Dicraeosaurs are interesting for several reasons. One is the dwarfism, and attendant shortening of the neck (which is taken to the extreme by Brachytrachelopan: reconstructed, that baby looks more like an ornithopod). But maybe most interesting is the peculiar construction of the vertebrae, which have very tall neural spines:
Check this out. The spines of C2-4 slope backwards; that of C5 is upright; from C6 onwards, they slope forwards. Very strange. Oh, and this is real: the verts are in good shape, and definitely not distorted.
One thing that Matt and I have been working on recently is the mechanics of sauropod necks, and particularly the attachment points of the epaxial ligaments and muscles.

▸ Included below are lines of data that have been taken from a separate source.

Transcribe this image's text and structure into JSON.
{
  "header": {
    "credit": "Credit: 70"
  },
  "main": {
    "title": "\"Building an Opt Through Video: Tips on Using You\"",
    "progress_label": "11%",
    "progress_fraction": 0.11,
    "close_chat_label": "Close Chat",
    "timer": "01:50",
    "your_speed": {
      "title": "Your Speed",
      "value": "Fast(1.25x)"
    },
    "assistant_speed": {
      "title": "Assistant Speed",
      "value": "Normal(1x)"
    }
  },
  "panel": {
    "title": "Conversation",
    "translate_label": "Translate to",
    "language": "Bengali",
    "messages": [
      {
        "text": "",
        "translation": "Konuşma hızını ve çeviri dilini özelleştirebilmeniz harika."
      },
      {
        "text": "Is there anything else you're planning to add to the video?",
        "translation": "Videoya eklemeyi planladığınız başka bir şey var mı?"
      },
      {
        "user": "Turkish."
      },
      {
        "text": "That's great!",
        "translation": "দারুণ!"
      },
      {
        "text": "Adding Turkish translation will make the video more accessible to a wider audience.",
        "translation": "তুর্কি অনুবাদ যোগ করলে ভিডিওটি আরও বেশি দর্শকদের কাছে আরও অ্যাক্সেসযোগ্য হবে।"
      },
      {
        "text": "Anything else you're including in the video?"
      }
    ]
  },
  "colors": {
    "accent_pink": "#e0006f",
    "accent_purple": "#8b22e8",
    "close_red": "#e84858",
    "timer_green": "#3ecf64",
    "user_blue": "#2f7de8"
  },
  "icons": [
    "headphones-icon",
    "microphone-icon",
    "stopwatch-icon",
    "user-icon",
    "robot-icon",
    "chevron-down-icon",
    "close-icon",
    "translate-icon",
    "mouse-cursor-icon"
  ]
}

Among diplodocids and other sauropods with bifid neural spines, you occasionally find a nice clear ligament attachment knob in the floor of the trough between the metapophyses (i.e. the paired neural-spine halves) — but the Humboldt Dicraeosaurus mount is the first specimen I’ve ever seen that has such a knob at the base of every single cervical’s metapophyseal trough. See for yourself:
Unfortunately, as I was taking this last photo, and others like it, I came in a bit too close to the neck and touched one of the left cervical ribs (around C5). Aaaand off it came, to shatter on the hard flooring. It was a horrible moment … especially as I did it right in front of the curator, noted dicraeosaur lover Daniela Schwarz-Wings. With his usual impeccable tact, Matt took the opportunity of snapping a photo of me showing her the pieces, and trying to show how two of them fit together. Two more fragments lie on the floor at her feet:
Happily, the museum’s crack conservation unit swung into action immediately — I mean, literally within an hour — and I believe that rib is now back in place and as good as new. Frightening.

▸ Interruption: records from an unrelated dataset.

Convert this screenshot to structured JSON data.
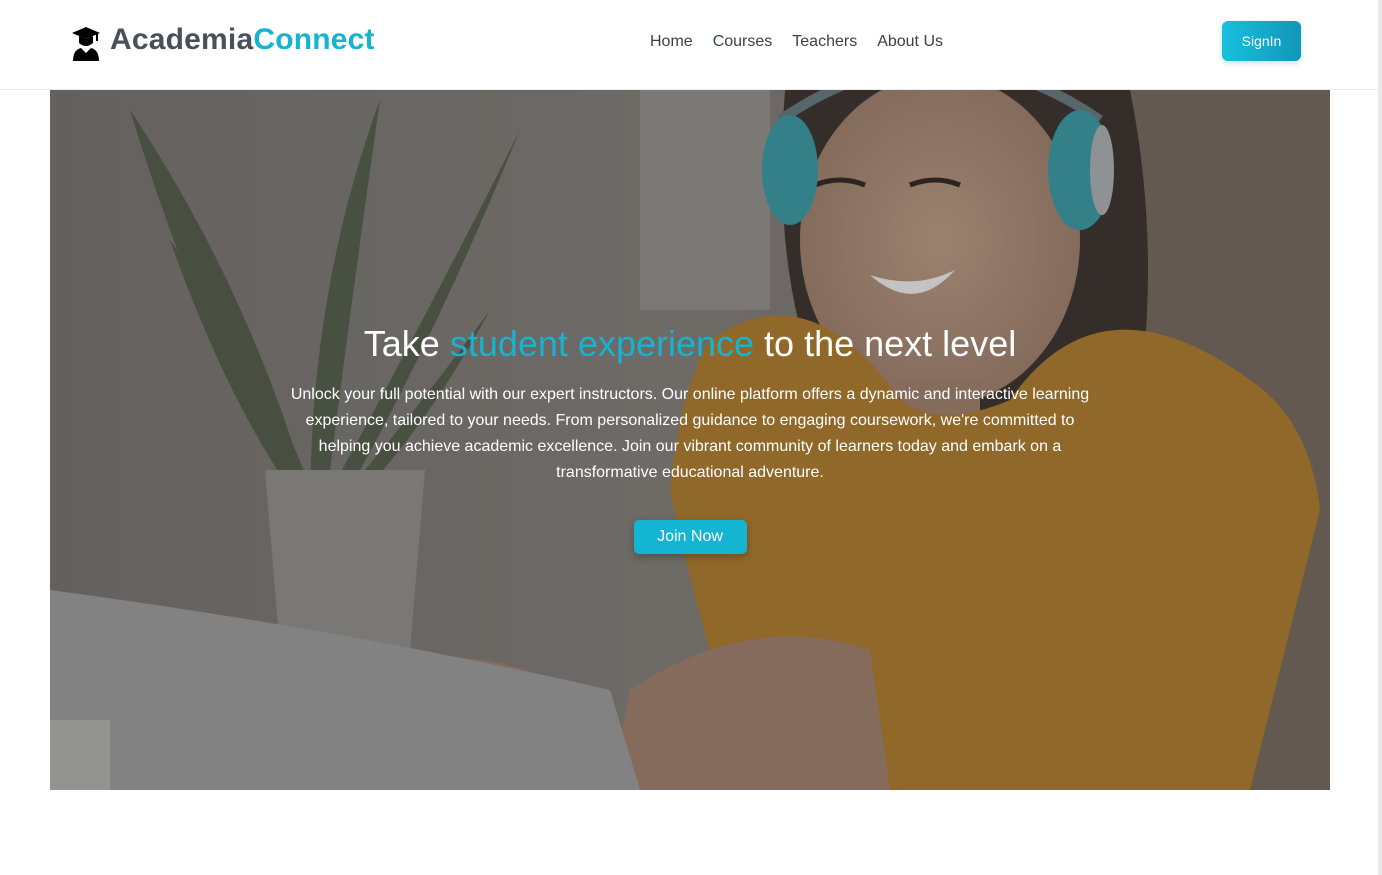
{
  "brand": {
    "name_part1": "Academia",
    "name_part2": "Connect",
    "icon": "graduate-cap-icon"
  },
  "nav": {
    "items": [
      {
        "label": "Home"
      },
      {
        "label": "Courses"
      },
      {
        "label": "Teachers"
      },
      {
        "label": "About Us"
      }
    ],
    "signin_label": "SignIn"
  },
  "hero": {
    "title_prefix": "Take ",
    "title_accent": "student experience",
    "title_suffix": " to the next level",
    "description": "Unlock your full potential with our expert instructors. Our online platform offers a dynamic and interactive learning experience, tailored to your needs. From personalized guidance to engaging coursework, we're committed to helping you achieve academic excellence. Join our vibrant community of learners today and embark on a transformative educational adventure.",
    "cta_label": "Join Now",
    "background": "student-with-headphones-photo"
  },
  "colors": {
    "accent": "#17b3cf",
    "brand_dark": "#4a4f5c",
    "text_white": "#ffffff"
  }
}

The tall, bifid neural spines of dicraeosaurs continue into the dorsal sequence, resulting in a “tall back” that carries through the sacrum and into the anterior part of the tail — as the posterolateral view below sort of shows. Just as the dicraeosaurid neck-shortening trend is taken to its extreme by Brachytrachelopan, so the elongation of neural spines reaches its apotheosis in Amargasaurus, which we must remember to show you one of these days.

A farewell to Dicraeosaurus. Right posterolateral view. Also in view: the stinkin' stegosaur Kentrosaurus (left), Diplodocus (nearly obscured by Dicraeosaurus) and Brachiosaurus brancai (right and, er, top).
Update (22 December)
David Hone, of Archosaur Musings fame, has sent me this photograph of the Dicraeosaurus mount in the process of being put together by the good people at RCI.
References
Janensch, Werner. 1914. Ubersicht uber der Wirbeltierfauna der Tendaguru-Schichten nebst einer kurzen Charakterisierung der neu aufgefuhrten Arten von Sauropoden. Archiv fur Biontologie, Berlin, III, 1 (1), pp. 81-110.
Janensch, W. 1936. Ein aufgestelltes Skelett von Dicraeosaurus hansemanni. Palaeontographica (suppl. 7), 299–308.